Surviving calendars from ancient Egypt categorize each day of the year as either lucky or unlucky (Reminds me of that goofy country song- the stars are stacked against you dear, get back in bed!). Days were apparently categorized based on mythical events that supposedly happened on them eons ago. For example, a day when one of the gods had made a successful journey= good. A day when two of the gods fought= bad. Possibly very, very bad.
This meant than any Egyptian planning a major event or even performing certain rituals would know whether the day they chose was auspicious. Temples consulted these luck calendars and individuals also possessed them- some of them have been found in various tombs.
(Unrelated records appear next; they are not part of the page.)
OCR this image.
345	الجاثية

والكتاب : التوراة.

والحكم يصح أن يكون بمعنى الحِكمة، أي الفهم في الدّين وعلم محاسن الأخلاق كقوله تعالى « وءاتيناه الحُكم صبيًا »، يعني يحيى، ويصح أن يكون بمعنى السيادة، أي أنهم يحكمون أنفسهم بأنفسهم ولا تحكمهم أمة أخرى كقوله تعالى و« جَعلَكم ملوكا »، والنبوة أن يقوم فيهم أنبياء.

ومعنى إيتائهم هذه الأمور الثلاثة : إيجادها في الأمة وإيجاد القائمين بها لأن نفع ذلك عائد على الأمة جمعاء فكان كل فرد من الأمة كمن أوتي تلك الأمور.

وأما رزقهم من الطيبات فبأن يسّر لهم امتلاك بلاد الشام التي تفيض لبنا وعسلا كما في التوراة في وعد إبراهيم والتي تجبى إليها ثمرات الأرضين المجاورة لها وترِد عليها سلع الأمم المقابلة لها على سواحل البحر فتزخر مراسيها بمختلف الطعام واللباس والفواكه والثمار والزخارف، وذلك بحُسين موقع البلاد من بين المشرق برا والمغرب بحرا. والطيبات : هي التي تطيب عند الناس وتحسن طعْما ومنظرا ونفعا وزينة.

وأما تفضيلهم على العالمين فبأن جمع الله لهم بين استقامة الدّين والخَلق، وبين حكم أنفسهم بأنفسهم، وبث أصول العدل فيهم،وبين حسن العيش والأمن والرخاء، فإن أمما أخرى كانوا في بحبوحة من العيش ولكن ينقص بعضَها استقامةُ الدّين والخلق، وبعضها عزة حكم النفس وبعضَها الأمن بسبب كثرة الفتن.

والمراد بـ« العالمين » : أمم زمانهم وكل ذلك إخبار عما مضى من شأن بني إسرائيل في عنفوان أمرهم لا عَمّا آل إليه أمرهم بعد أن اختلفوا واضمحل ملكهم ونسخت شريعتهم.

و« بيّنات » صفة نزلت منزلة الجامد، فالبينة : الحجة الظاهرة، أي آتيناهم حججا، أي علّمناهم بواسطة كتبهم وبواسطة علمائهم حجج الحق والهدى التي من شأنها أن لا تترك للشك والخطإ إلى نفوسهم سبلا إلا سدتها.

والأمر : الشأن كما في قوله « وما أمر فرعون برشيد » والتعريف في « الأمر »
Kind of sounds like the Farmer’s Almanac, doesn’t it? I always wonder about this kind of stuff. Was it the whole population that was obsessed with lucky and unlucky days or just a select few?
The Egyptian calendar was a 360 day calendar with an extra five days added on. They didn’t have leap year so after several centuries the calendar got all wacky. According to the mythology, those five days were added on so that Osiris, Isis, Seth, Nepthys, and Horus the Elder could be born. They were considered extremely unlucky- nothing of consequence was ever to be done on those days.
These luck calendars were also used to predict a child’s future depending on what day they were born on. If a child was born on the fifth day of the second month of Akhet, it was predicted that their death would be caused by copulation. Quite a way to go, eh?
Believe it or not, these Egyptian lucky and unlucky days made it all the way through to Medieval times- the observance of such days were one of the charges made against heretics in France all the way to the 13th century. Ohdalolly!